The new one Reuters The report alleges that Tesla used offshore entities to reduce its U.S. tax burden by at least $400 million, raising new questions about the automaker’s global financial structure. The analysis, based on extensive regulatory filings and expert reviews, shows that the electric vehicle maker diverted about $18 billion in profits through subsidiaries in the Netherlands and Singapore.
These findings contradict previous public statements from CEO Elon Musk, who criticized aggressive tax avoidance strategies. During a campaign appearance in 2024, Musk said, “I talk about these loopholes a lot… I thought, ‘That sounds pretty fishy. I don’t think we should be doing that.'” Neither Musk nor Tesla responded to requests for comment on the report.

According to ReutersTesla reported no federal income tax obligations in the United States in 2025. While past losses and green energy incentives explain some of the results, tax experts cited in the report suggest that shifting profits may be an additional factor. This mechanism appears to rely on intellectual property rights being granted to overseas subsidiaries, so that profits associated with those assets are recognized in jurisdictions with lower taxes than in the US.
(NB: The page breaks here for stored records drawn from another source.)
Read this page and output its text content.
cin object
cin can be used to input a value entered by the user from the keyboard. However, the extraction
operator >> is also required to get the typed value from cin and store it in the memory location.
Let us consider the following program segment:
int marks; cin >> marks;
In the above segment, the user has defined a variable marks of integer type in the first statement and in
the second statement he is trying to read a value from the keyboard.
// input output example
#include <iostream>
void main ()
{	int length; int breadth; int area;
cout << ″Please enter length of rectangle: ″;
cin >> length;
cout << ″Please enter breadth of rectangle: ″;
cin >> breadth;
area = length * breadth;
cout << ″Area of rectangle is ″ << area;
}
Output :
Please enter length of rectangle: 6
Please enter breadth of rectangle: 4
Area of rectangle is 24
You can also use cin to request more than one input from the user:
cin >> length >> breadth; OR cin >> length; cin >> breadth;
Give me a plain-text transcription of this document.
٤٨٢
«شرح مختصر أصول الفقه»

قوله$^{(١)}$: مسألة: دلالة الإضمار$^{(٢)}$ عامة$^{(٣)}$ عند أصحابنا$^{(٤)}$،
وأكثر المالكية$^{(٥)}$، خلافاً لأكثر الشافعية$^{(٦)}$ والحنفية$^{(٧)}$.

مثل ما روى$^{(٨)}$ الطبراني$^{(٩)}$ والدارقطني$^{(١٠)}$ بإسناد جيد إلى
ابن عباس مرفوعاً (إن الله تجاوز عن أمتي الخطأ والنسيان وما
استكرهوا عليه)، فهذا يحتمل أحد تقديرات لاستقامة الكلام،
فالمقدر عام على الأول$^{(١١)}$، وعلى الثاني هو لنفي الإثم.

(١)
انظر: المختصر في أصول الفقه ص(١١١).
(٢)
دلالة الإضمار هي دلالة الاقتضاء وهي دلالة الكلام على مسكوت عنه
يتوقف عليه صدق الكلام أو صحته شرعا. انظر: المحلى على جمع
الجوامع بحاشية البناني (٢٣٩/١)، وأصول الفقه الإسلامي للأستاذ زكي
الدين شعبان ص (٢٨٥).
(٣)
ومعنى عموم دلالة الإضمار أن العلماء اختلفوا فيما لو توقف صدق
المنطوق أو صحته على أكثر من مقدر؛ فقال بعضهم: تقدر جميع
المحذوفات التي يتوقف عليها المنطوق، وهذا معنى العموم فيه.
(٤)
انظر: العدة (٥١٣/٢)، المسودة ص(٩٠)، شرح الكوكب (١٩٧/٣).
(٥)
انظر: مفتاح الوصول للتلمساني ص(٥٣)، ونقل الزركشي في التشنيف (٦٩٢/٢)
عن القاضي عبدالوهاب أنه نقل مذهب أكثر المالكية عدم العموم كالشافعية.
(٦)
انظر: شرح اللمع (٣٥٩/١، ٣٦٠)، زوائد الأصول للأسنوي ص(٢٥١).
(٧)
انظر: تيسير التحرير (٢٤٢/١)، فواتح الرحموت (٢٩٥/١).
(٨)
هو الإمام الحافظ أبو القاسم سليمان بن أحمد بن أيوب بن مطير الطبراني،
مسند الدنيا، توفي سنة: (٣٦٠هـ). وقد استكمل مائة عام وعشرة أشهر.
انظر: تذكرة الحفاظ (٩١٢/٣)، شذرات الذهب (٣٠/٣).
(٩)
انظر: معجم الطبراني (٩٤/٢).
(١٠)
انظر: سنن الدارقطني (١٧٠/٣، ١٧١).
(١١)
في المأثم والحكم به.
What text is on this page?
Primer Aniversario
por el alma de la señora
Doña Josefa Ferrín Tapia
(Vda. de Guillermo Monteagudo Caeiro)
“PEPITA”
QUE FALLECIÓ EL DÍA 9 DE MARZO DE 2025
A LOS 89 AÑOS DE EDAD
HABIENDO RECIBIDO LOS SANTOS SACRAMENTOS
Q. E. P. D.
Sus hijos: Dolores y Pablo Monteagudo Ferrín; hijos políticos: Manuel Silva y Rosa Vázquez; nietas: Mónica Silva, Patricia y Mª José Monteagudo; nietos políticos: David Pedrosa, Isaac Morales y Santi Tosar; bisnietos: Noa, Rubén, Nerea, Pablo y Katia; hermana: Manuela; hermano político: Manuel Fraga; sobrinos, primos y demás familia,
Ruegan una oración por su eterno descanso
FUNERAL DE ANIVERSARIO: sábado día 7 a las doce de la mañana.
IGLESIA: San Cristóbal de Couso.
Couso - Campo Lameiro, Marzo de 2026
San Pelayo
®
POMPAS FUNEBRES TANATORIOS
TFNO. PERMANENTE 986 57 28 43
Filings show that the Singapore-based entity, Tesla Motors Singapore Holdings, recorded billions of dollars in revenue channeled through its Dutch partnership, TM International. The entity reportedly has no employees and is not subject to Dutch tax. Experts who reviewed the structure concluded that it “almost certainly” served as a conduit for shifting profits. “This is entirely about shifting profits to low-tax jurisdictions,” said University of Michigan law professor Reuven Avi-Yonah.

Reuters found no evidence that Tesla violated any laws. Profit shifting remains a common, if controversial, practice among multinational companies. However, the scale of the expected savings is quite large, especially considering Tesla’s large US revenue base.
Tesla’s latest annual filing shows potential changes. More than 90 percent of its global profits were reported in the United States in 2025, a sharp increase from previous years. The company did not explain the changes, and it remains unclear whether the offshore structure has been changed or discontinued.
Even if revised, experts say the previous arrangement would likely provide lasting tax benefits.